Je le suivis jusqu’à son bureau. Personne, à part lui, n’y était entré depuis des lustres. Lors de la rénovation de nos locaux, il s’était opposé à ce qu’on pénètre dans son bureau pour y changer quoi que ce soit. Cela ressemblait un peu à une brocante, avec parfois des sauts temporels jusqu’aux années soixante-dix. Le seul ordinateur récent trônait au milieu d’antiquités de l’informatique, ce type là avait dû ne rien jeter de tout ce qu’il avait utilisé durant sa longue carrière. Les étagères qui couvraient tous les murs dégueulaient de gros tas de feuilles de papier en piles tordues, pour la plupart des photocopies d’articles de recherche agrafés. Comme il ne restait plus de place, de grands tas de feuilles imprimées ou manuscrites jonchaient une partie du sol de la pièce. La table et les deux bureaux étaient occupés par du matériel, des tours d’ordinateurs éventrées laissant pendre des tas de câbles, de vieux écrans CRT dont les grands culs allongés prenaient toute la place, des claviers et des souris dont lui seul devait savoir à quelle machine ils étaient reliés. À voir ma tête, son visage triste et bourru arbora un large sourire.
― Cela parait désordonné, mais je sais exactement où se trouve chaque chose, annonça-t-il fièrement.
― Je m’en doute. Si c’est votre façon de travailler, pour moi, il n’y a pas de problème.
― Ça aussi il faudra bien que les gens le comprennent ! Ce n’est pas parce que je ne range pas comme tout le monde que je travaille mal. Heureusement qu’avec l’exemple de ton projet, je pourrai enfin le leur démontrer. Ah ! Ils doivent se moquer de moi, que dis-je, se foutre carrément de ma gueule ! Mais ce coup-ci, cela ne va pas se passer comme ça !
― Soyons clairs, tu ne peux pas leur parler du projet, on est d’accord ? soulignai-je pour la énième fois.
― Ouiiiiii, pas de soucis ! C’est juste que cela me fait plaisir de l’imaginer, c’est tout ! Mais je ne le ferai pas, promis ! Mais pourquoi travailles-tu en secret ? On se ressemble, on dirait, moi j’ai tellement travaillé en secret qu’on a cru que je ne faisais rien ! affirma-t-il, sans savoir à quel point j’aurais aimé que ce fût aussi mon cas !

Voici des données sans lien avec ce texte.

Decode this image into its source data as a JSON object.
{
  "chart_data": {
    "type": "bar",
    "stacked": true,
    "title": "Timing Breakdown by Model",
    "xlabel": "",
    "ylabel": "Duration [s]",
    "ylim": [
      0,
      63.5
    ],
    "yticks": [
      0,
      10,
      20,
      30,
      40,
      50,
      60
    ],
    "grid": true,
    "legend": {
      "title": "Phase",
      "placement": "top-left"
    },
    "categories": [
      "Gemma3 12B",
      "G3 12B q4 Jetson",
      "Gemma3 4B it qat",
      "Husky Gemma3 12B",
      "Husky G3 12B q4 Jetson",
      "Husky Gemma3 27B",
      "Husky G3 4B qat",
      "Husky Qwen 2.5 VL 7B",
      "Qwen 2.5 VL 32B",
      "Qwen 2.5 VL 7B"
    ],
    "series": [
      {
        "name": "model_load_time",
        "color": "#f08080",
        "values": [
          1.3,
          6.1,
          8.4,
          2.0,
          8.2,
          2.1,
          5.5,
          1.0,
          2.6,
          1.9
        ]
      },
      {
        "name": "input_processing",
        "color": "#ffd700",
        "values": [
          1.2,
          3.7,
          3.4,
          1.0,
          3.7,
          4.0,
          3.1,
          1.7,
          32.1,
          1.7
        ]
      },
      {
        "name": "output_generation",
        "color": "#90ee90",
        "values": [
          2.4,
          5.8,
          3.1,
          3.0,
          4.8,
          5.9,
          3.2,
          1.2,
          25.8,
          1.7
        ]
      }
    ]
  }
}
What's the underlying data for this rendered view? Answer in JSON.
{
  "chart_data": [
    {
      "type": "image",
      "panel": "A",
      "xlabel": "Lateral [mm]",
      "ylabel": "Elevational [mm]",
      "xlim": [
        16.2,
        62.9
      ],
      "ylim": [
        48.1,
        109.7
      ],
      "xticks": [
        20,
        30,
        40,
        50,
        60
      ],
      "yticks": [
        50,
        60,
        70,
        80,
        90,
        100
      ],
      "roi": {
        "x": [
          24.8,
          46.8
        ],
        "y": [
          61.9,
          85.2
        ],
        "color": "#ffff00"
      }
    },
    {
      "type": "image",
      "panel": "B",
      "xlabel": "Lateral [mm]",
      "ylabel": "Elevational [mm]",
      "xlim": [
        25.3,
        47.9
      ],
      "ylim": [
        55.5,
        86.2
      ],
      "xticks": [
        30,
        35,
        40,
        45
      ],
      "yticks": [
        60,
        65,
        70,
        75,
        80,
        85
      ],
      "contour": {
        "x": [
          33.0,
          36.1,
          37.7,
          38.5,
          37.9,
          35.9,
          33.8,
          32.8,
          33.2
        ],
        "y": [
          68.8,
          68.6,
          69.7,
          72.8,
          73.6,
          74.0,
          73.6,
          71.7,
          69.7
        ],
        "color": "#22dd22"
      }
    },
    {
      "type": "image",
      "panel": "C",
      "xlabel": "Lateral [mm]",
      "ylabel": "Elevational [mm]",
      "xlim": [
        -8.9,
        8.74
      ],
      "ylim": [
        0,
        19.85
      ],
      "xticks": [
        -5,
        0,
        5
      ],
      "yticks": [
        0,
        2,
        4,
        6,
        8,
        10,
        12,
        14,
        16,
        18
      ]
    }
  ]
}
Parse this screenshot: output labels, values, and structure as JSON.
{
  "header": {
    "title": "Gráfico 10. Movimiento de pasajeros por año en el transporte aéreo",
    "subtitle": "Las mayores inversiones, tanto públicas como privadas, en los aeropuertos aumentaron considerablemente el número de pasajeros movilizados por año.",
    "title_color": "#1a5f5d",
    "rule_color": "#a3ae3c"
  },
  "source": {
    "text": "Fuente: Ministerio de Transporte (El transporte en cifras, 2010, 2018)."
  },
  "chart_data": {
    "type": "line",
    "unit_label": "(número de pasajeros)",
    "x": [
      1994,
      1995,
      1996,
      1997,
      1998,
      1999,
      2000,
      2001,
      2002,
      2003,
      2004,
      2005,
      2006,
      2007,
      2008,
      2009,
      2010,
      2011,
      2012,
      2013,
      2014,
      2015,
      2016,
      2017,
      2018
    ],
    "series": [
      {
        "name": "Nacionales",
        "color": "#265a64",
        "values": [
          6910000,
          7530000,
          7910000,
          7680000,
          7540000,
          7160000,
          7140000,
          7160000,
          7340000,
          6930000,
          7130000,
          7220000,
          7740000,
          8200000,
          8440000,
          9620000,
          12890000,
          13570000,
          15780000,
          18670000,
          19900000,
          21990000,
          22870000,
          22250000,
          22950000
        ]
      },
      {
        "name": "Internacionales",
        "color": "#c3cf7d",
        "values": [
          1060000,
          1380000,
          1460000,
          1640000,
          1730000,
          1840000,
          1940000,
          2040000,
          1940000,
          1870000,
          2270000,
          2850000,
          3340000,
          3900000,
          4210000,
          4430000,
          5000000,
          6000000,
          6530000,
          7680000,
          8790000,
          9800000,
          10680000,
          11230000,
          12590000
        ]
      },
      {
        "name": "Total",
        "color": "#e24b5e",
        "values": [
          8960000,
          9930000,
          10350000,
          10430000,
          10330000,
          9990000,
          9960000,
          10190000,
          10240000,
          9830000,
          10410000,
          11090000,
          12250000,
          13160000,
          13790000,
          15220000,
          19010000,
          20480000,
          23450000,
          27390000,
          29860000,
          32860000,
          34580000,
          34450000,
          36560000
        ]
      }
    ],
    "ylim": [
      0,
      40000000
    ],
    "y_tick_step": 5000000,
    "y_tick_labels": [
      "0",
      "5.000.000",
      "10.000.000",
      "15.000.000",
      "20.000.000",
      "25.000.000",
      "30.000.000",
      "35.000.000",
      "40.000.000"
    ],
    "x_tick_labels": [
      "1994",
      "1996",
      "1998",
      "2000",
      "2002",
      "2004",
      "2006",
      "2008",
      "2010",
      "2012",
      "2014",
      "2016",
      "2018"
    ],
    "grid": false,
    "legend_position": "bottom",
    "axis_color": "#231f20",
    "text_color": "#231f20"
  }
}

Il termina sa phrase en déposant deux pilules de couleur et un cachet blanc dans le creux de sa main, puis les envoya au fond sa bouche tout en basculant la tête en arrière. Il s’arrêta ensuite de bouger quelques secondes, comme pour en apprécier les effets. Puis, poussant un souffle de soulagement, il alluma l’ordinateur le plus récent et me pria de bien fermer la porte.
Il me montra une énorme base de données représentant tous les programmes et leurs différentes versions qu’il avait élaborés depuis de nombreuses années. Je n’en revenais pas, il y en avait pour tous les types d’I.A. et plus surprenants encore, pour des I.A. très récentes. Il avait donc suivi l’actualité, il était resté constamment branché sur l’évolution scientifique et les progrès technologiques. Comment avait-il pu sans participer à aucun colloque ni travail d’équipe ? Il me proposa des bridages qui n’enlevaient rien à la performance et qui auraient pu fonctionner sur Babette. Je lui expliquai que je cherchais plutôt des programmes qui ralentissaient l’I.A. et diminuaient ses capacités d’apprentissage. Il me regarda avec étonnement, mais ne posa pas de question, il avait intégré qu’il ne s’agissait pas d’un protocole normal de recherche. Il ouvrit un nouveau dossier qui comportait à ma grande surprise beaucoup plus de programmes que dans le premier, un travail titanesque de programmation.
― J’ai placé là toutes les tentatives considérées comme des échecs. La plupart du temps, le défaut, c’est justement de réduire la puissance de l’I.A..
― Lequel de ces programmes permettrait de bien réduire les capacités tout en restant discret, difficilement détectable ?
Il leva haut les sourcils, montrant à la fois son étonnement et la difficulté de trouver une réponse à cette question inhabituelle.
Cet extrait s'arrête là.